Fig. 2. – La démolition des arènes en 1857.

Photographie d’Achille (1808-1861) et Honoré (1812-1879) Hivonnait illustrant la destruction de l’amphithéâtre de Poitiers. Épreuves sur papier salé légèrement albuminé (?), 1857 (images conservées au sein du service Patrimoine et inventaire de Poitiers [Région Nouvelle-Aquitaine], inventaire général du patrimoine culturel. C. Rome [reproduction], 2022) ; 20228607003NUCA : démolition de l’amphithéâtre de Poitiers, vue de l’arène, 1857.
La marche inéluctable du progrès
23Par contraste avec ce Moyen Âge français, fleuri et pittoresque, l’empire romain est érigé en signe de l’orgueil humain et de la chute qui en découle. Nombre d’auteurs romantiques se saisirent de la thématique des ruines et en firent le point de départ d’une méditation associant le regard sur soi du poète à une réflexion philosophique sur la fragilité des civilisations. De la grandeur de Rome ne subsistaient que des pierres qui parlent au poète de charme, de mystère, de mélancolie40, qui lui inspirent une réflexion sur l’orgueil humain.

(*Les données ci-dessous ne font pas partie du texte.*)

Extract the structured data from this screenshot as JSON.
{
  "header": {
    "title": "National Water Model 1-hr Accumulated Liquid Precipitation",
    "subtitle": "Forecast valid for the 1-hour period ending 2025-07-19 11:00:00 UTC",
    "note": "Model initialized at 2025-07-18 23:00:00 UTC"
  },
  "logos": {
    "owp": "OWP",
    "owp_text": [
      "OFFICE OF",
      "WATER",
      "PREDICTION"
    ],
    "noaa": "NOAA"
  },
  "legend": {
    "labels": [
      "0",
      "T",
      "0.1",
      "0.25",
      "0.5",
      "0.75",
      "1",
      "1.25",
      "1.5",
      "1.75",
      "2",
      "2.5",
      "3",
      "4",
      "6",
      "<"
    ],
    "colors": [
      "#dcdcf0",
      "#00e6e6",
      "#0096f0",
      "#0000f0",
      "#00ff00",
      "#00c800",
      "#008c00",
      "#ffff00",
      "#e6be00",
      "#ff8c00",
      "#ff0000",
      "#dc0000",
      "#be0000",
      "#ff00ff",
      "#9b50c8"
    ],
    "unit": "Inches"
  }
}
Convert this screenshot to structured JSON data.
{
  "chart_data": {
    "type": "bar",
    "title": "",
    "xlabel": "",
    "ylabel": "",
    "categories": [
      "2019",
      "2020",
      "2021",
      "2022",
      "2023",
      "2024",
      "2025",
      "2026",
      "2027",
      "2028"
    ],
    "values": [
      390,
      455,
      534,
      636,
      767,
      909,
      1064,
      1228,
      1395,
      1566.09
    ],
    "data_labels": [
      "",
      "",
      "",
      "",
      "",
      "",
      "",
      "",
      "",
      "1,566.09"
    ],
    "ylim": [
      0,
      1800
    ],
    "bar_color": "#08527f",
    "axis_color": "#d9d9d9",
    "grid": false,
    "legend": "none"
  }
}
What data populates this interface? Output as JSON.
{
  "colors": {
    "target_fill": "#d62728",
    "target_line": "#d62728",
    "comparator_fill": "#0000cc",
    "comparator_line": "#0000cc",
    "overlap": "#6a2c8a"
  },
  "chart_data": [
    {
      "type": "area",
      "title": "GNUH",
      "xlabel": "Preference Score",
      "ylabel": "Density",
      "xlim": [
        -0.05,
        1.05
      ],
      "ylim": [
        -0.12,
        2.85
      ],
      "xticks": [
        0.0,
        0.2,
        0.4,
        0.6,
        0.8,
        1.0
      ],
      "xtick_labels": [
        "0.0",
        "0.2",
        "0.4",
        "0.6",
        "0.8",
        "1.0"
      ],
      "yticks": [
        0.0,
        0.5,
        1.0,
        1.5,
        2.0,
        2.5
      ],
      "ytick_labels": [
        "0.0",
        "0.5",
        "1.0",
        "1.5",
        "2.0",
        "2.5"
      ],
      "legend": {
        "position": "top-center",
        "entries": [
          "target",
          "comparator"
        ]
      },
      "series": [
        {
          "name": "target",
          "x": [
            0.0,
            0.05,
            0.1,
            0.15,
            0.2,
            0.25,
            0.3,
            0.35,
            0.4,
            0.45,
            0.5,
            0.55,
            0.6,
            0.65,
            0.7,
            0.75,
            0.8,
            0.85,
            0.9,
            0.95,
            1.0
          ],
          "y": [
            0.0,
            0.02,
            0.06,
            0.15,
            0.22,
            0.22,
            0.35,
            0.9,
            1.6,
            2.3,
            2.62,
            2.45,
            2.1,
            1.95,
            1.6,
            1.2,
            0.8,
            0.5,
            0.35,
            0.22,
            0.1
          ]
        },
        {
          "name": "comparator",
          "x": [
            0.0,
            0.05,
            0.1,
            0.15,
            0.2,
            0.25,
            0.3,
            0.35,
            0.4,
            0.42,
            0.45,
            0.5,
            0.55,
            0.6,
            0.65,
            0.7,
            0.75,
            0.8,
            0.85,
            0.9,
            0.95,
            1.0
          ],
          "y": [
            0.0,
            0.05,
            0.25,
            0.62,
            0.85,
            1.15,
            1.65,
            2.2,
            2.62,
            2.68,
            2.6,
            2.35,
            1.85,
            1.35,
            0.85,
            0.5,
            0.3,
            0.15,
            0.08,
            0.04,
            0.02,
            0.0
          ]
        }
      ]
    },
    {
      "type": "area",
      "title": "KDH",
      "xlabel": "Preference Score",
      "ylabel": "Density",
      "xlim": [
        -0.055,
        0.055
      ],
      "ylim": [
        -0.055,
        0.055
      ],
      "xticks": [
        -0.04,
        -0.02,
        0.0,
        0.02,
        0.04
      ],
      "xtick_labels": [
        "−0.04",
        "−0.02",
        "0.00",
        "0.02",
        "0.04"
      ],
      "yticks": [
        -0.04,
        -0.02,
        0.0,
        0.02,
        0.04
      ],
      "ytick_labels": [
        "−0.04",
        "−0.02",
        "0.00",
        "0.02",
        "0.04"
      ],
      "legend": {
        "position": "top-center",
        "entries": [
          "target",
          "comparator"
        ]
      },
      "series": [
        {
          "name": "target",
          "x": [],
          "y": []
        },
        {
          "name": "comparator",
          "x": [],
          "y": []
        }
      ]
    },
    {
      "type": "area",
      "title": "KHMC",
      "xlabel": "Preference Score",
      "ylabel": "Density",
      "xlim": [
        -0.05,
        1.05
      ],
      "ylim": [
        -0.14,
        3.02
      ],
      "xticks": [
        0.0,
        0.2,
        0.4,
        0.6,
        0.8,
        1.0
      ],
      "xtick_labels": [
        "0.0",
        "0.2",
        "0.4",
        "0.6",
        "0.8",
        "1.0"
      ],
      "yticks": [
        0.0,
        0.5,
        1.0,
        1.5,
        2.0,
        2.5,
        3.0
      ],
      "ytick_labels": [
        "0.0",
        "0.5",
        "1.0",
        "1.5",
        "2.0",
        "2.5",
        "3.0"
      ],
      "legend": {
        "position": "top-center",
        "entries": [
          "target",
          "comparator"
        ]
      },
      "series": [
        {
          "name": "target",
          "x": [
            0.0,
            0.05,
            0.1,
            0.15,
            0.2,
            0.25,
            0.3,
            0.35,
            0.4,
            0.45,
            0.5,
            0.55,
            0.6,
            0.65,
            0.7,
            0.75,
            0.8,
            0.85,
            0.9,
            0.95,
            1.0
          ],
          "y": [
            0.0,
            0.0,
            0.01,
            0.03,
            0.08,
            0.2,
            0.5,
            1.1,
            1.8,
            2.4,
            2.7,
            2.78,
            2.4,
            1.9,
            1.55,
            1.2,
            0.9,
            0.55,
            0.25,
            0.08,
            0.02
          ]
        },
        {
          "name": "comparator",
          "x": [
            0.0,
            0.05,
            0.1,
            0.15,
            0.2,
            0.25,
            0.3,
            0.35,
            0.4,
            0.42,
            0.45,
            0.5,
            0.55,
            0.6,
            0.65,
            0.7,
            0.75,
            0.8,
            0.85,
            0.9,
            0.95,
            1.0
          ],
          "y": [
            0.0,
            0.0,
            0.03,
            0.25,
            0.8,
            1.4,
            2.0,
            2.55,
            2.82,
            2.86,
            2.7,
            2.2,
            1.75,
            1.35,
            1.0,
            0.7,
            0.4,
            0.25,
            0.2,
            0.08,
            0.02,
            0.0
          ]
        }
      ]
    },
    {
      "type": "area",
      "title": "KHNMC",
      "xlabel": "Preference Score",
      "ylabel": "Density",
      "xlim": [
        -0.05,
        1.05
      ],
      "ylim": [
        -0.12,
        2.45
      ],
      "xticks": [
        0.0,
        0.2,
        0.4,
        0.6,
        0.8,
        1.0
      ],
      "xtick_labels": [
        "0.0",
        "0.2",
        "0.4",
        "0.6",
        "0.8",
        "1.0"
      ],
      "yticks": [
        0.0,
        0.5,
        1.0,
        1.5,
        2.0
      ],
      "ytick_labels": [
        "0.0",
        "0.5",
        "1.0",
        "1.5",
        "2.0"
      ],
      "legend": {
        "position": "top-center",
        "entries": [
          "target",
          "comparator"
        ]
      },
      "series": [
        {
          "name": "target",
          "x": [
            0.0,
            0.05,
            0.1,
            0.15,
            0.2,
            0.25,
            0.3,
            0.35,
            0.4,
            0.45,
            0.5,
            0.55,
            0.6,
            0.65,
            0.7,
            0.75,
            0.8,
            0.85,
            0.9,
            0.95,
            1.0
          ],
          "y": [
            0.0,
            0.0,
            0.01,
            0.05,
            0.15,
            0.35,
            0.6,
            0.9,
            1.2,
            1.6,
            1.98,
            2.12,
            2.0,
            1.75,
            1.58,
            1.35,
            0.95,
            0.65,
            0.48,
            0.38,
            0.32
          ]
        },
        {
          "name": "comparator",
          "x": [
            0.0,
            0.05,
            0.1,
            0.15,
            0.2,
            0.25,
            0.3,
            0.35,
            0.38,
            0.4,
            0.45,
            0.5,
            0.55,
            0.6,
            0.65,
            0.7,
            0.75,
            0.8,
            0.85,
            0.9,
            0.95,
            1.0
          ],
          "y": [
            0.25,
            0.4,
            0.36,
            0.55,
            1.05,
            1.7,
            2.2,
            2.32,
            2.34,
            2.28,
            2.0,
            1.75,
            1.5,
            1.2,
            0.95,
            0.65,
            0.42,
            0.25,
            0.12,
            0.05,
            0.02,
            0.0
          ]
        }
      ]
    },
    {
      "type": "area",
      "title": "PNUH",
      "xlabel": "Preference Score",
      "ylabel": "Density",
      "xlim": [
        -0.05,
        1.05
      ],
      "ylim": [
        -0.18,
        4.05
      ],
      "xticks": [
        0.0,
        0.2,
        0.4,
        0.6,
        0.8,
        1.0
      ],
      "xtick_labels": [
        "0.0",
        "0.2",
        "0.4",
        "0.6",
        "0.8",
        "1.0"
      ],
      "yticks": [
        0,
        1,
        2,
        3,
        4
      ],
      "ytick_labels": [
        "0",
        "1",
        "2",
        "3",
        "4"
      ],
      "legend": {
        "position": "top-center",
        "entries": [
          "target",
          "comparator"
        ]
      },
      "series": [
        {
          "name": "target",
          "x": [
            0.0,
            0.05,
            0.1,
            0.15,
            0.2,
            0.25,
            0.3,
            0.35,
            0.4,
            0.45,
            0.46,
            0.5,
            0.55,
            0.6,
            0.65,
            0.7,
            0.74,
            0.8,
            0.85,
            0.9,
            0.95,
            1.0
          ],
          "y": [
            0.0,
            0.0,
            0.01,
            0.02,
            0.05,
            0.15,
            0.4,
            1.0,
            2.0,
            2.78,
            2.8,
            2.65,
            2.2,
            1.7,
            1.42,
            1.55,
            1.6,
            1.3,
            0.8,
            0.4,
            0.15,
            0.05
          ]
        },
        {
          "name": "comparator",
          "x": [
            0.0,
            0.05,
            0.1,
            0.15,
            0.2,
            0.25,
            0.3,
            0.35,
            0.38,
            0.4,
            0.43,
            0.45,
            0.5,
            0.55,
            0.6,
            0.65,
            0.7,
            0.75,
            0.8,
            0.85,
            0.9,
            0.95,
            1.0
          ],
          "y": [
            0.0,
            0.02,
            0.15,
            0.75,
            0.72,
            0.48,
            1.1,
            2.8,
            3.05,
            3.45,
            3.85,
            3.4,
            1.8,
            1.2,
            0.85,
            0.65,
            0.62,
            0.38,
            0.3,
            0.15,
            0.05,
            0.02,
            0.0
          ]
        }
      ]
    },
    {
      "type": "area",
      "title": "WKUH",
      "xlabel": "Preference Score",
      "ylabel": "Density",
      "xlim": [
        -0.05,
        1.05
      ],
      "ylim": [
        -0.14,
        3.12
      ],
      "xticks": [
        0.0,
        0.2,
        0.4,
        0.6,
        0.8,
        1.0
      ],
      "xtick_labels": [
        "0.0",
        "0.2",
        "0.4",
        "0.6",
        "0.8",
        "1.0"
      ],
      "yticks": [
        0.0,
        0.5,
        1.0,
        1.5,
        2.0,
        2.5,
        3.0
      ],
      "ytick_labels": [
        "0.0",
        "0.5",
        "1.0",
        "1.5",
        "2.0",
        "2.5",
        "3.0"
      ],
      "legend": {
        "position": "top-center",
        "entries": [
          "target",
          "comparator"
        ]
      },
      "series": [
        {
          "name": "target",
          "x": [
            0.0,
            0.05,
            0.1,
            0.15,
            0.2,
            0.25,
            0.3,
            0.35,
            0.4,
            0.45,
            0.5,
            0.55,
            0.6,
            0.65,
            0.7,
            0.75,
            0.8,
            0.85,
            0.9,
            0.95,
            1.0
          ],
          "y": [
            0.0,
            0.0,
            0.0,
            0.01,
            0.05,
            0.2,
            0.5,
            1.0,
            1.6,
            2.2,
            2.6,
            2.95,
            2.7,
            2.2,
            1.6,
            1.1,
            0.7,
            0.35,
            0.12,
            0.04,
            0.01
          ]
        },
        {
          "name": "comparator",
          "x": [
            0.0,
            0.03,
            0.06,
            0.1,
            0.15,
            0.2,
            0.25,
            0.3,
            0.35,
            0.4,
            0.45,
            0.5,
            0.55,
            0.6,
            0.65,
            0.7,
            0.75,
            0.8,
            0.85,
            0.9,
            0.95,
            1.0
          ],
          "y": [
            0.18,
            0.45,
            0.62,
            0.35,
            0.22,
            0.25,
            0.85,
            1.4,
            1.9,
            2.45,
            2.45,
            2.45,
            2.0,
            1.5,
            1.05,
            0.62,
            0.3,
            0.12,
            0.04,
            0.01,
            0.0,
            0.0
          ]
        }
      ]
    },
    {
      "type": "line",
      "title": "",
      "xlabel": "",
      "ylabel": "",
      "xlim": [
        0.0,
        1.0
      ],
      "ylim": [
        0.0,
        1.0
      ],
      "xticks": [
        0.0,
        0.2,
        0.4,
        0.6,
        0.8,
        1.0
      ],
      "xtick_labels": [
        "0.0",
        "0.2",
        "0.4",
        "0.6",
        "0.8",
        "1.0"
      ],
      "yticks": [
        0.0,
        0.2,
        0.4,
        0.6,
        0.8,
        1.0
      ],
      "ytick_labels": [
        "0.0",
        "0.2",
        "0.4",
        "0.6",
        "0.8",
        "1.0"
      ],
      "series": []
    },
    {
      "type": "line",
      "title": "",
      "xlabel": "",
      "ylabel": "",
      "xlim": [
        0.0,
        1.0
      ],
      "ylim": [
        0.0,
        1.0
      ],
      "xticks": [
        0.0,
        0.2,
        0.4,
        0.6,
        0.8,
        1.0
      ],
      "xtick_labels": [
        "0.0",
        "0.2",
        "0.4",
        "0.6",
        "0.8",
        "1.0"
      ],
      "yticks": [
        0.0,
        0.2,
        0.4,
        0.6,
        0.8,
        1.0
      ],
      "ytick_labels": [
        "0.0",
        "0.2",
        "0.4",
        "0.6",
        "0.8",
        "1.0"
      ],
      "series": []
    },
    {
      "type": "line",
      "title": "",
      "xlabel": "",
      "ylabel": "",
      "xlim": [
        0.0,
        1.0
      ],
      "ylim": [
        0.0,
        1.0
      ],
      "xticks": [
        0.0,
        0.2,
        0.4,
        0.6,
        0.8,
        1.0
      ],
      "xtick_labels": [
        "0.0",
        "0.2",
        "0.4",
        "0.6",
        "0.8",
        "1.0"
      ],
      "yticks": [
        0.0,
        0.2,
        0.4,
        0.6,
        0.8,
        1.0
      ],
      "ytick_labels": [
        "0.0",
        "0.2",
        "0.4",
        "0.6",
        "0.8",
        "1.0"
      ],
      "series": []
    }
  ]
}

24Peu sensible à ce genre de considérations, Mérimée dans le rapport qu’il consacra aux régions de l’Ouest de la France, se lamentait de ce que l’indifférence avait conduit à la quasi-disparition du monument dont ne subsistaient, çà et là, que des restes sans grande valeur. Le cirque était seulement deviné. « Pour le déblayer, la dépense serait considérable, et probablement on n’obtiendrait pas aujourd’hui des résultats équivalens. Les arènes de Poitiers n’ont jamais été à comparer à celles d’Arles ou de Nîmes ; en outre, leur ruine est tellement avancée, qu’elles n’offrent plus qu’un sujet d’étude, un attrait de curiosité à l’antiquaire ; pour l’artiste, elles n’ont malheureusement presque aucun intérêt41. » L’inspecteur des monuments historiques était donc conduit à faire des choix ; il arbitrait entre les demandes de protection et de restauration, qui émanaient des historiens et les projets édilitaires de modernisation.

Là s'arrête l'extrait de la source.